Ce rêve se présente surtout chez les personnes en train de terminer quelque chose, et il tourne très souvent mal. La toge qui ne va pas, la cérémonie dont personne n'a signalé le changement d'heure, le secrétariat qui explique qu'une matière n'a jamais été validée : ces versions reviennent bien plus que la version tranquille, et la tradition y lit une question sur le sentiment d'avoir mérité ce qui va t'être remis. La cérémonie elle-même tient lieu de seuil franchi en public.
Longtemps après la fin des études, la machinerie scolaire continue de tourner dans le sommeil. Quelqu'un de cinquante ans, avec vingt ans de métier derrière lui, rêve encore d'un crédit manquant, et le décor est emprunté parce que c'est le premier endroit où la plupart d'entre nous ont appris ce que sent l'évaluation. Les interprètes regardent moins le diplôme que la salle : qui était assis dans les rangs, de qui l'approbation était attendue, et si quelqu'un a applaudi.

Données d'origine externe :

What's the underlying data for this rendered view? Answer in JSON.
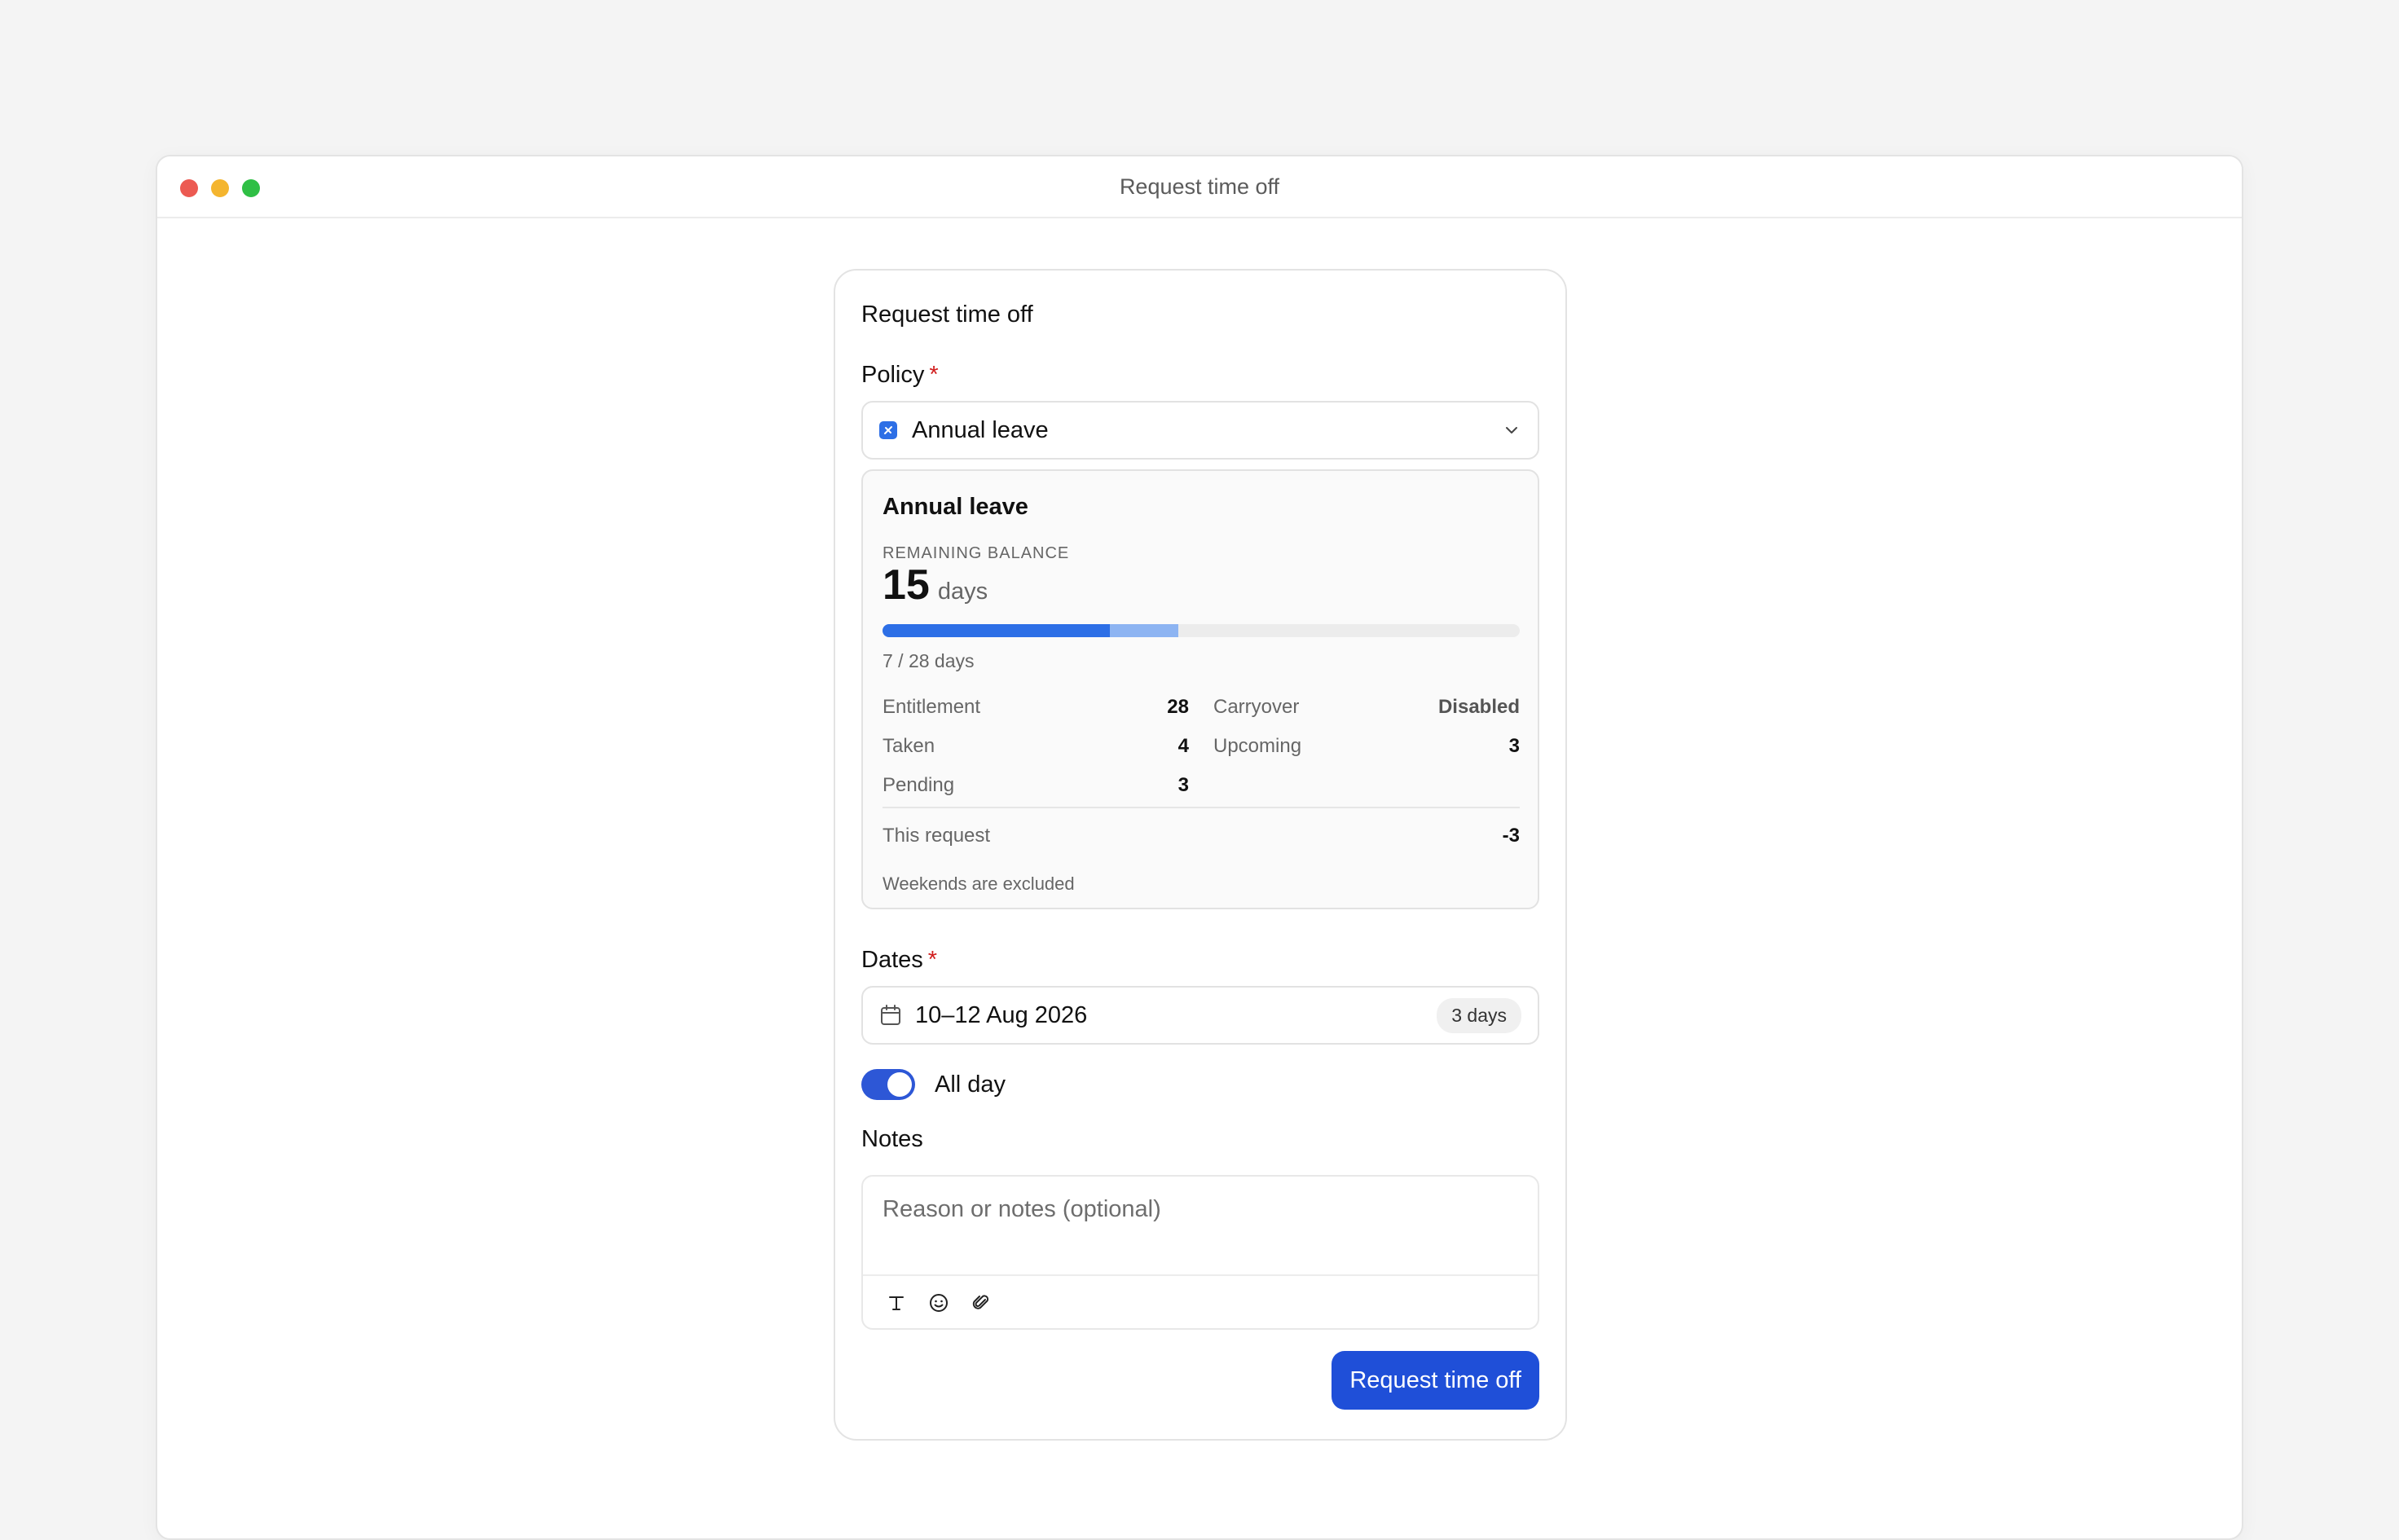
{
  "window": {
    "title": "Request time off"
  },
  "form": {
    "title": "Request time off",
    "policy": {
      "label": "Policy",
      "required_mark": "*",
      "value": "Annual leave"
    },
    "balance": {
      "name": "Annual leave",
      "caption": "REMAINING BALANCE",
      "remaining": "15",
      "unit": "days",
      "used_fraction": 0.357,
      "pending_fraction": 0.107,
      "progress_text": "7 / 28 days",
      "stats": {
        "entitlement": {
          "label": "Entitlement",
          "value": "28"
        },
        "carryover": {
          "label": "Carryover",
          "value": "Disabled"
        },
        "taken": {
          "label": "Taken",
          "value": "4"
        },
        "upcoming": {
          "label": "Upcoming",
          "value": "3"
        },
        "pending": {
          "label": "Pending",
          "value": "3"
        }
      },
      "this_request": {
        "label": "This request",
        "value": "-3"
      },
      "note": "Weekends are excluded"
    },
    "dates": {
      "label": "Dates",
      "required_mark": "*",
      "value": "10–12 Aug 2026",
      "duration": "3 days"
    },
    "all_day": {
      "label": "All day",
      "on": true
    },
    "notes": {
      "label": "Notes",
      "placeholder": "Reason or notes (optional)"
    },
    "submit_label": "Request time off"
  },
  "colors": {
    "accent": "#2d6fe6",
    "button": "#1f4fd8",
    "required": "#d11f1f"
  },
  "icons": [
    "policy-icon",
    "chevron-down-icon",
    "calendar-icon",
    "text-format-icon",
    "emoji-icon",
    "attachment-icon"
  ]
}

La version sans incident est plus discrète et plus rare dans les récits. Traverser l'estrade, prendre le papier, repérer sa famille dans le public : on y voit d'ordinaire une reconnaissance qui finit par arriver, en particulier chez ceux qui ont mené à bout une chose difficile sans que personne ne les félicite. Quelques dormeurs décrivent un diplôme obtenu dans une filière qu'ils n'ont jamais suivie, ce que les lecteurs traitent comme un titre délivré pour un savoir acquis en dehors de toute institution.
Tout le monde n'a pas eu la sienne. Pour qui a dû arrêter ses études tôt, ou a regardé ses frères et sœurs décrocher des titres sans jamais en avoir l'occasion, ce rêve porte un poids qu'aucune lecture générale ne remplace. Pour qui a trouvé la cérémonie interminable et est parti avant la fin, les mêmes images frôlent l'insignifiance. C'est ton histoire avec cette salle qui règle l'interprétation, pas la fiche.